These two events might seem to be unrelated at first. The first caused a fire that took days to put out and left dozens dead. The second is an immediate impoverishment of Venezuelans by lowering their real wages in foreign currency terms.
The link, however, comes through nicely in this El Nacional story. Venezuela has been importing 108 thousand barrels a day in gasoline and components, all to be used in giving gasoline away to Venezuelan consumers for free.
It’s one thing to have a ridiculous subsidy when the thing you’re giving away is being produced internally. Here, the cost is mostly an opportunity cost.

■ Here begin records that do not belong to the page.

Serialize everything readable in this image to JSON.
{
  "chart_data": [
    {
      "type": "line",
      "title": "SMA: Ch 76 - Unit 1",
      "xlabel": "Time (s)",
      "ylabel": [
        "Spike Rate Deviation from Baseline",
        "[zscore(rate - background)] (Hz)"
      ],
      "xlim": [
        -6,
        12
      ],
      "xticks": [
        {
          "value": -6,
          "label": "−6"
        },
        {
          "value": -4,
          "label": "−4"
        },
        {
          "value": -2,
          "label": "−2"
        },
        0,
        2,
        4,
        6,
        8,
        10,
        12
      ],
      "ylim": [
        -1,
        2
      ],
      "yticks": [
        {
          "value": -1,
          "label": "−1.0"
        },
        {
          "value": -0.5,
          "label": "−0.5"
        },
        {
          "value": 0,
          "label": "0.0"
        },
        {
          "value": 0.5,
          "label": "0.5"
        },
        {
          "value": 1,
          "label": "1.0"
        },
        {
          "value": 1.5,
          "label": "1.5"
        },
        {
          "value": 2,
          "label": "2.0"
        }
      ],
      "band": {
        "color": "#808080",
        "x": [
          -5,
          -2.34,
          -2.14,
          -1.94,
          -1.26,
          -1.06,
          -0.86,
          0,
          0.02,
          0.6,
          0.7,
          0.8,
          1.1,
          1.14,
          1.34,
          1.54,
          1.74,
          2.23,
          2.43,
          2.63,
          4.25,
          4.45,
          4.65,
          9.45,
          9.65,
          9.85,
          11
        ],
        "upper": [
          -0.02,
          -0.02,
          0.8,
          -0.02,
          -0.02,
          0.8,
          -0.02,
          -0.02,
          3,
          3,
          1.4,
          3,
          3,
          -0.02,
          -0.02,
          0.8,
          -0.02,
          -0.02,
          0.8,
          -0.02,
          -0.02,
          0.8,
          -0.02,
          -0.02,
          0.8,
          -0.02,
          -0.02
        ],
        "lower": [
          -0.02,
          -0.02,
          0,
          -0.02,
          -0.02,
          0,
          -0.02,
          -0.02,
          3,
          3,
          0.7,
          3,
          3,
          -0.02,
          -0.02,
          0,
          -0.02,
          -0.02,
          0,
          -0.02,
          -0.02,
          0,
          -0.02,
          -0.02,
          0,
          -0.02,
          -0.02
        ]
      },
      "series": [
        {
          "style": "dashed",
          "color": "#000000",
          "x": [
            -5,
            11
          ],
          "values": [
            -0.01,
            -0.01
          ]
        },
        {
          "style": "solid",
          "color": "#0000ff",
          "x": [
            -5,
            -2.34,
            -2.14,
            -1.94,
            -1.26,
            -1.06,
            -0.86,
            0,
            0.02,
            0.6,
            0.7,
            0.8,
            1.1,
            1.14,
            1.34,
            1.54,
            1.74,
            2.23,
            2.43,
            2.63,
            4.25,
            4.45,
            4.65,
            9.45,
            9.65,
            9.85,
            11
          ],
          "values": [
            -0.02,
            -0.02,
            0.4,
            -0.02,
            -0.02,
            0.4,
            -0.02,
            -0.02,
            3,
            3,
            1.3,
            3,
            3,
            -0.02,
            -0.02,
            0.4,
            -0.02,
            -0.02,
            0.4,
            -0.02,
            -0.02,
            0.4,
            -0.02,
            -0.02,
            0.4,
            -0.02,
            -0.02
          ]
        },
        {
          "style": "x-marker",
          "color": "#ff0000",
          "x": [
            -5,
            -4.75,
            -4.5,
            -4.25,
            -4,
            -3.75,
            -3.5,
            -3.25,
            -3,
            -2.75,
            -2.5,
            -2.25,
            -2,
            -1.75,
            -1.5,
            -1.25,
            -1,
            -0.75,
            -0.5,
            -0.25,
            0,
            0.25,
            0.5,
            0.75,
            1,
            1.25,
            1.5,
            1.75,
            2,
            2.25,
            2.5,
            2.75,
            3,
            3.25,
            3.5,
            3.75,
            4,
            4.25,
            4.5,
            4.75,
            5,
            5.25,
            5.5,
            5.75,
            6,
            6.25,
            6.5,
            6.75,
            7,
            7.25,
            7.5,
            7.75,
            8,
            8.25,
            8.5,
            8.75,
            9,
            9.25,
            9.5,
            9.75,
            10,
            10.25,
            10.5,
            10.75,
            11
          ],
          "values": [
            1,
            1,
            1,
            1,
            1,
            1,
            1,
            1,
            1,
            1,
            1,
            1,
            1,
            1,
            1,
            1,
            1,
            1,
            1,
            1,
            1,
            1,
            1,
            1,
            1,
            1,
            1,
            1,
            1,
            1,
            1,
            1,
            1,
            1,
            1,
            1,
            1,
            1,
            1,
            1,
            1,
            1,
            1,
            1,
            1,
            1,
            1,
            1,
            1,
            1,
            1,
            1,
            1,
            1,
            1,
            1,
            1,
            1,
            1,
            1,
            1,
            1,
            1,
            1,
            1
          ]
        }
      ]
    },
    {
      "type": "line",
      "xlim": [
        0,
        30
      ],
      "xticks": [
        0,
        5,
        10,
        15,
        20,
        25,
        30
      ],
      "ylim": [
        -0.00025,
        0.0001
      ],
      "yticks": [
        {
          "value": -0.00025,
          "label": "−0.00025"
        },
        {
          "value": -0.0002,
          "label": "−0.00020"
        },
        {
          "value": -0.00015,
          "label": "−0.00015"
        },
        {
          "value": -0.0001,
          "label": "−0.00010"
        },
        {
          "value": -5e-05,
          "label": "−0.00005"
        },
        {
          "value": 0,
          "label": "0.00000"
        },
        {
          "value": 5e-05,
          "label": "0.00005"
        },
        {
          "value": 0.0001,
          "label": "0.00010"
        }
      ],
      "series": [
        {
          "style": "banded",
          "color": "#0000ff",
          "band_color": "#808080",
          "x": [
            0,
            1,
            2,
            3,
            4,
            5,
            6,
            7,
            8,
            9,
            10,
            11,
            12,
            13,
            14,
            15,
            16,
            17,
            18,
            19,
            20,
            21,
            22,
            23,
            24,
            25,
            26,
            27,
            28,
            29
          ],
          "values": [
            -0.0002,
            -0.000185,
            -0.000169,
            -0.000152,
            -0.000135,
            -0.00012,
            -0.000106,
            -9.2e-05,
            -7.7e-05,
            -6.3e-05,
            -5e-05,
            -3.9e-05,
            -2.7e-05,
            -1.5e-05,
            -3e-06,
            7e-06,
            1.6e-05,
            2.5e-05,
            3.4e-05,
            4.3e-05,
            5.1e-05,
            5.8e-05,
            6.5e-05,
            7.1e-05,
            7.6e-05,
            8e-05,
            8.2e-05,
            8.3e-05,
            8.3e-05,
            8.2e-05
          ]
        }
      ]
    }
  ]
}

But when you have to import the gasoline you give away, that creates an immediate impact on your cash flow, on the government’s wallet. I wouldn’t venture to speculate the direct cost of these imports, but even if we were to use the low benchmark of $100 per barrel of gasoline, we’d be talking about $10.8 million per day, almost $2 billion for the semester. (The real figure is definitely higher, since a barrel of gasoline is more expensive than a $100 barrel of crude).
Add to that the money PDVSA needs to invest in order to bring the refinery back to speed – typically these things are insured, but I’m not holding my breath before we found out the policies had lapsed – and you have an important catalyst in causing a fiscal crisis to go from bad to worse.
Amuay didn’t cause the economic crisis. But my hunch is that, when all is said and done, we will find out that one of the casualties of Amuay was Venezuela’s public finances.